İki yıldızlı bir binanın, üç pencereli odasında iki yatağı birleştirip üç saat boyunca sevişen iki insan. Odanın duvarlarının rengi kan kırmızısı. Kalbin duvarlarını andırıyor. Bir kalbin içinde sevişmekten yorgun düşmüş bir kadın ve yatağın önünde ki masanın üzerinde duran kağıtları karalamaya çalışan bir adam. Oda beyaz bir kasvetle soluyor. Duman girdiği ciğerlerden, çıkmak bilmiyor. Adamın elinde ki sigara sönmek bilmiyor. Kadının yatağın yanında ki dolaptan çıkardığı kırmızı şarap şişesi açılmak bilmiyor. Pat sesi duyuluyor önce, daha sonra sarı saçlı bir adamın sözleri çınlıyor kulaklarda;
'' Hayalin hep yanımda olsa bile, eksilmişim yine ''
Adam cümlenin sonunda ki noktadan sonra gelen nakarat eşliğinde başlıyor yazmaya.
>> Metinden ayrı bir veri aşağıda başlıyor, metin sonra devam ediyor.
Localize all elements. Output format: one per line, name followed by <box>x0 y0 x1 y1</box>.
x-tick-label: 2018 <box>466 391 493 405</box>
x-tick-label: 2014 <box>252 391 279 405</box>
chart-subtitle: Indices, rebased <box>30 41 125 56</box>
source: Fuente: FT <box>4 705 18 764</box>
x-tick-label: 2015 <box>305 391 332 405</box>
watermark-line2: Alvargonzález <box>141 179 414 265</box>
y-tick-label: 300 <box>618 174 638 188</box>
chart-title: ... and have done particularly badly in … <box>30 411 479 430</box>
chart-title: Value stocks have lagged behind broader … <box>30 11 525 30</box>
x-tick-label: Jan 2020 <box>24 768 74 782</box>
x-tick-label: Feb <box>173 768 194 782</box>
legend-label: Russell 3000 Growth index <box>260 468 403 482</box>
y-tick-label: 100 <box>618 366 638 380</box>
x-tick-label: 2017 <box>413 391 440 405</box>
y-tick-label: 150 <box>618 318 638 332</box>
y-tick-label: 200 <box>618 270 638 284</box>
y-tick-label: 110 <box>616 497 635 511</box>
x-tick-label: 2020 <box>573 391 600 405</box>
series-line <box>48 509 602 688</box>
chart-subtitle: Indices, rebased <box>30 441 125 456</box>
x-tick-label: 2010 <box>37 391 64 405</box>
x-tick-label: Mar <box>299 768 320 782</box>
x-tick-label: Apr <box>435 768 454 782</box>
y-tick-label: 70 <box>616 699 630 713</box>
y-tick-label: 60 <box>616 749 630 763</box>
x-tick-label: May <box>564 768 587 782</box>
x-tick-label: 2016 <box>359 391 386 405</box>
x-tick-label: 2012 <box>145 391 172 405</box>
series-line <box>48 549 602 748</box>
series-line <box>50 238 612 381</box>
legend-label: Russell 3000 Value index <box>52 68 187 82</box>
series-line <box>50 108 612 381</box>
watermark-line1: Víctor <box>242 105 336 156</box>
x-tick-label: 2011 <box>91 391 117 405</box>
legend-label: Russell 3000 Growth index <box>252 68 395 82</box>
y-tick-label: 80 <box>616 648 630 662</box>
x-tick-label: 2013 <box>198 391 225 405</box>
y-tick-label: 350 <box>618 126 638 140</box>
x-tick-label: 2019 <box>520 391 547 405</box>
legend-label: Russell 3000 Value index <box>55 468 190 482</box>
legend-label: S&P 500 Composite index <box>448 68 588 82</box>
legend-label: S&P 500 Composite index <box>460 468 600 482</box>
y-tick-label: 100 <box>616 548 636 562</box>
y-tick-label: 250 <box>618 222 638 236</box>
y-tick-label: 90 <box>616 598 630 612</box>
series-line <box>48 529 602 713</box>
Kömürün kağıt üzerinde çıkardığı fısıltı ve kadının gırtlağından damla damla akan şarabın gürültüsü eşlik ediyor şarkıya. Dağınık bir yatak. Havaya hakim beyaz bir kasvet. Elinde şarap kadehiyle hayatının adamını izleyen bir kadın. Gülümsüyor. Önünde duran adam bırakıyor kalemini. Odada ki yoğun dumanı rahatsız etmeden çeviriyor kafasını kadına doğru. O da gülümsüyor suratının görünür tarafıyla. Şarkı kapatılıyor. '' Son bir şarkı '' diyor adam, eli play tuşuna giderken. Kadınla konuşmuyor aslında. Hayatla konuşuyor. Dünya'yla konuşuyor. Son bir şarkı daha istiyor. Play tuşu şarkıyı başlatıp, hayatı durduruyor. Dünyayı durduruyor.
'' Is this love? ''
Adam yavaşça eğiliyor. İngiliz asilleri kadar kadar asil, bir Afrika'lı kadar çıplak. Kadın yataktan kalkıyor yavaşça. Hayatı boyunca bu anı bekler gibi. Adamın elleri, kadının belindeki yerini buluyor. Kadının elleri ise adamın düşük fakat asil omuzlarında ki yerini. Sallanmaya başlıyorlar yavaş yavaş. Dünya duruyor, onları başı dönüyor. Yüksek alkol ve yüksek aşkın verdiği körlükle birbirlerinin ayaklarına basıyorlar. Aldırış etmeden gülümsüyorlar. Kahkahalar takip ediyor gülümsemeleri. Yatağa atıyorlar sonra kendilerini. Bob Marley bu sefer kurtuluş diye bağırmıyor.
'' I wanna love you every day and every night ''
Adam ve kadın uyuyakalıyor. Gecenin sonundan, şafağın başına dek. Gecenin başında adamın yazdığı kağıtlar ise yakılıyor sabahın ilk ışıklarında. Tek bir kelime kalıyor geriye. Bittiği yerde başlayan iki sevgiliyi en iyi anlatan.